И то, что я придумал, когда она только собиралась уезжать: мол, будет больше времени для занятий, — не при чем. Причина в том, что жизнь с Айрис — не прекращающееся ни на минуту напряжение.» Ему стало легче после этого приступа откровенности. Но анализировать все вытекавшие оттуда последствия уже было выше его сил: как всегда, когда жизнь подходила к некой критической точке, воображение принималось перебирать возможные исходы, все множившиеся и множившиеся, пока он не терял им счет, а некоторые были настолько правдоподобными, что казались реальностью. Он просто стоял у окна, наблюдая безо всякого интереса, как западный ветер несет с собой новые облака, и те затягивают клочок ясного неба, которому удалось ненадолго прорваться сквозь серость февральского дня.
2
— Что случилось, Пол? Ты языку проглотил?
Он вздрогнул и обернулся. Две вещи он терпеть не мог в человеке по имени Мирза Бахшад: способность двигаться абсолютно бесшумно и то удовольствие, с которым тот коверкал английский язык.
— А… Привет, Мирза.
Пакистанец плюхнулся в лучшее кресло и грациозно потянулся.
— Стелажу, наконец, привезли, — прокомментировал он. — Однако, не спешили они…
Лил! Ли–ил!
Не отходя от окна, Пол наблюдал, как девушка принесла чай и бисквиты.
— С глазурей, — удовлетворенно отметил Мирза. — Мои любимые.
— Специально для вас, доктор, — сказала Лил и, хихикнув, выпорхнула из комнаты.
«Чертов Мирза! Бывают у него хоть когда–нибудь неприятности?» Но горечь покидала его. Мирза был дьявольски красив, несомненно умен и дико обаятелен, разве мог кто–нибудь его не любить?
«Только Айрис…»
Пакистанец отхлебнул чай, поморщился и поставил чашку на подлокотник.
Провел пальцем по тонкой линии усиков над верхней губой, словно проверяя, на месте ли они, и уставился своими черными блестящими глазами на Пола.
— У тебя вид под стать погоде. Что случилось?
Пол пожал плечами и, повернув ногой тяжелое кресло, сел.
— Ты разучился говорить по–английски, — констатировал Мирза. — Удивляюсь, как вы все не сошли с ума в этой стране. Иногда, мне кажется…
Хорошо, попробую догадаться.

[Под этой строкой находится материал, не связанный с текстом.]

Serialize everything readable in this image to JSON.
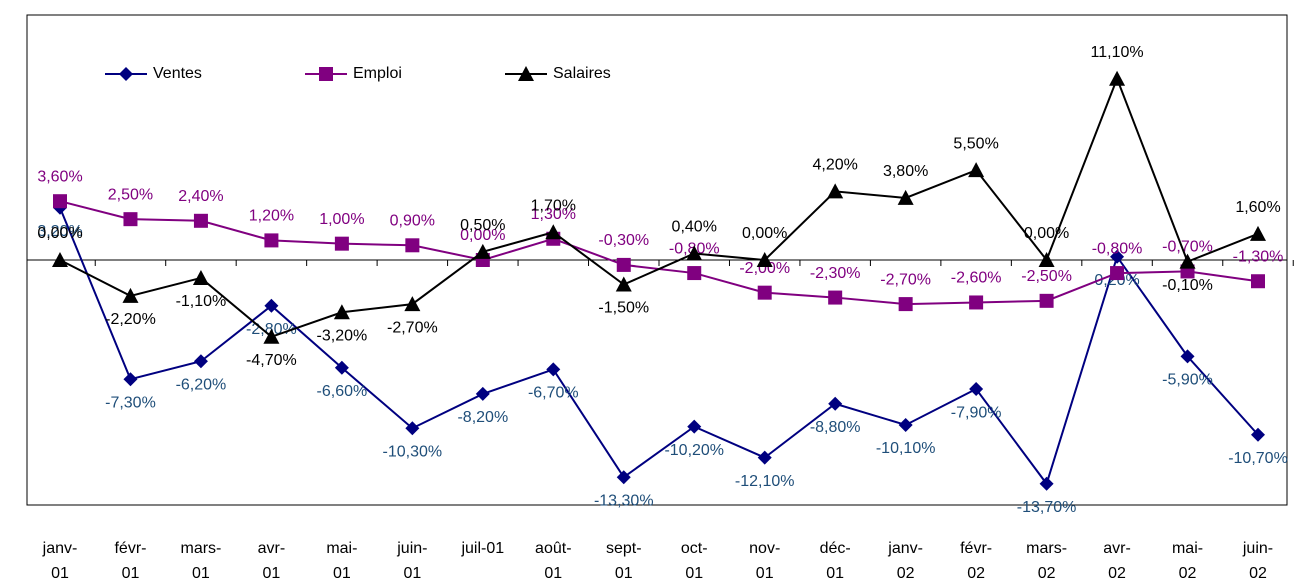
{
  "chart_data": {
    "type": "line",
    "categories": [
      "janv-\n01",
      "févr-\n01",
      "mars-\n01",
      "avr-\n01",
      "mai-\n01",
      "juin-\n01",
      "juil-01",
      "août-\n01",
      "sept-\n01",
      "oct-\n01",
      "nov-\n01",
      "déc-\n01",
      "janv-\n02",
      "févr-\n02",
      "mars-\n02",
      "avr-\n02",
      "mai-\n02",
      "juin-\n02"
    ],
    "series": [
      {
        "name": "Ventes",
        "color": "#000080",
        "label_color": "#1f4e79",
        "values": [
          3.2,
          -7.3,
          -6.2,
          -2.8,
          -6.6,
          -10.3,
          -8.2,
          -6.7,
          -13.3,
          -10.2,
          -12.1,
          -8.8,
          -10.1,
          -7.9,
          -13.7,
          0.2,
          -5.9,
          -10.7
        ],
        "value_labels": [
          "3,20%",
          "-7,30%",
          "-6,20%",
          "-2,80%",
          "-6,60%",
          "-10,30%",
          "-8,20%",
          "-6,70%",
          "-13,30%",
          "-10,20%",
          "-12,10%",
          "-8,80%",
          "-10,10%",
          "-7,90%",
          "-13,70%",
          "0,20%",
          "-5,90%",
          "-10,70%"
        ]
      },
      {
        "name": "Emploi",
        "color": "#800080",
        "label_color": "#800080",
        "values": [
          3.6,
          2.5,
          2.4,
          1.2,
          1.0,
          0.9,
          0.0,
          1.3,
          -0.3,
          -0.8,
          -2.0,
          -2.3,
          -2.7,
          -2.6,
          -2.5,
          -0.8,
          -0.7,
          -1.3
        ],
        "value_labels": [
          "3,60%",
          "2,50%",
          "2,40%",
          "1,20%",
          "1,00%",
          "0,90%",
          "0,00%",
          "1,30%",
          "-0,30%",
          "-0,80%",
          "-2,00%",
          "-2,30%",
          "-2,70%",
          "-2,60%",
          "-2,50%",
          "-0,80%",
          "-0,70%",
          "-1,30%"
        ]
      },
      {
        "name": "Salaires",
        "color": "#000000",
        "label_color": "#000000",
        "values": [
          0.0,
          -2.2,
          -1.1,
          -4.7,
          -3.2,
          -2.7,
          0.5,
          1.7,
          -1.5,
          0.4,
          0.0,
          4.2,
          3.8,
          5.5,
          0.0,
          11.1,
          -0.1,
          1.6
        ],
        "value_labels": [
          "0,00%",
          "-2,20%",
          "-1,10%",
          "-4,70%",
          "-3,20%",
          "-2,70%",
          "0,50%",
          "1,70%",
          "-1,50%",
          "0,40%",
          "0,00%",
          "4,20%",
          "3,80%",
          "5,50%",
          "0,00%",
          "11,10%",
          "-0,10%",
          "1,60%"
        ]
      }
    ],
    "ylim": [
      -15,
      15
    ],
    "legend": "top"
  }
}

Очередная консультация с Сопливым Элом?
Он имел в виду доктора Нока Элсопа, консультанта, с которым Пол работал особенно часто.
— Нет, не сегодня, — пробормотал Пол. — Отложили на завтра. Какое–то заседание, ему там обязательно надо быть.
— Значит, Дырявая Голова, а? — правая бровь Мирзы приняла форму вопросительного треугольника.
Когда–нибудь доктор Джозеф Холинхед [1] узнает о целом семействе каламбурных прозвищ, которым наградил его Мирза, и пух и перья полетят до небес. Пока, однако, слухи до него не доходили.
— Отчасти, — согласился Пол. Прохладные отнощения с Холинхедом стали неотъемлемой чертой его работы, и сегодняшнее утро не было исключением.
— Только отчасти? Святой Джо [2] – самый большой дундук во всей округе, и я иногда испытываю непреодолимое желание запереть его ненароком на ночь в женском буйном.
1
В данном случае — от англ. «Hole–in–head» — «дырка в голове». — Здесь и далее — примечания переводчика.
2
«Joseph — Иосиф — Святой Иосиф — Holy Joe» — так переиначивает Мирза имя Холинхеда.